Besides providing basic water, sanitation, education and health programs to the displaced in Darfur and in Chad, the IRC has begun putting in place programs to engage the budding intellects of the children by giving them something fun to do.
“It’s important to get them playing again,” said the IRC’s Dean Brooks, who is tasked with assessing the needs of and helping set up programs for the smallest yet most abundant victims of war and oppression. He says pure playtime provides structure and diversion, and acts as a conduit to education.
Abu Shouk, which is the best of the roughly 150 settlements scattered around Darfur, already has soccer fields and volley ball nets and the IRC is now setting up special “child-friendly spaces” where kids can be kids and escape the grim realities of the limbo land inhabited by the uprooted.

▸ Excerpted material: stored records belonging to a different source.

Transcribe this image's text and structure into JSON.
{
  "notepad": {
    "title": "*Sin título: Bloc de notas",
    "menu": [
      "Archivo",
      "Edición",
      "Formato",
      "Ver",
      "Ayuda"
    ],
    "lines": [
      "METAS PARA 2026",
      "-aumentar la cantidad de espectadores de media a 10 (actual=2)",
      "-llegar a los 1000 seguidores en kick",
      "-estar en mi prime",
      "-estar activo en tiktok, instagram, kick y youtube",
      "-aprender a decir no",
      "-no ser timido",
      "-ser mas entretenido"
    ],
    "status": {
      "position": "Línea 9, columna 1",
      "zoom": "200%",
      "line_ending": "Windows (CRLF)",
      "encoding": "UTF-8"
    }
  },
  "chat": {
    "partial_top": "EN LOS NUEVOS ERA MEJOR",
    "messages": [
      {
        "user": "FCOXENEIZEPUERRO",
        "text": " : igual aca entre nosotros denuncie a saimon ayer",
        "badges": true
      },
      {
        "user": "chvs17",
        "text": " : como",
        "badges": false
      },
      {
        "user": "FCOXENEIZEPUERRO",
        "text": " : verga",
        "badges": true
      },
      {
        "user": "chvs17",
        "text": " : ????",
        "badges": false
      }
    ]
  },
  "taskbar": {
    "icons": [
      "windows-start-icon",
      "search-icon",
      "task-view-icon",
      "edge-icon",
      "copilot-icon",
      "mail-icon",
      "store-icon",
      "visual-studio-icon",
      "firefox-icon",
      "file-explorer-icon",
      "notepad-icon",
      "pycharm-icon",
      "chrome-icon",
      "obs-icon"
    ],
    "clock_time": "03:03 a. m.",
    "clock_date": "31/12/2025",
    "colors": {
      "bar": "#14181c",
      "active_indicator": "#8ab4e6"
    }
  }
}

“We’re roping off shaded areas and supplying the kids with crayons and jump ropes,” Brooks said. “The activities are mostly recreational at this point, but we’ll soon begin informal education activities; something like kindergarten.”
An IRC household survey indicated that a whopping 54 percent of the residents at Abu Shouk—more than 15,000—are under the age of 15.
Among Brooks’ duties is training teachers to help children and adolescents deal with the trauma of what they have seen; in some cases, their loved ones were slaughtered or raped.
“I talk about the trauma to the children,” Brooks said. “But we also work with the teachers, who tell me, ‘Hey, we’re traumatized, too.’”
Targeted for similar youth-oriented programs are the more isolated population clusters where only rudimentary health care is available, and where the misery index is much higher. Places like the Kassab camp outside of Kuttum, as well as the Zamzam camp about 20 minutes outside of El Fasher.
Kuttum is a rugged, three-hour drive across muddy, often flooded terrain that reminds one that even the sizzling Sahara has a rainy season. To reach it requires travel across a surreal moonscape of mountains built of almost cartoonish boulders, some so precariously perched atop others that it seems that a touch of a finger might set off a rockslide.
The unfortunate sparrow notwithstanding, children are adept at creating their own playtime. For instance, there is no shortage of people to man the well pump at Abu Shouk or other camps. “This is the biggest toy in camp,” Brooks said.
But the kids want more. “That’s what they tell me,” Brooks said. “They say, `Can you just give us a ball to play with?”’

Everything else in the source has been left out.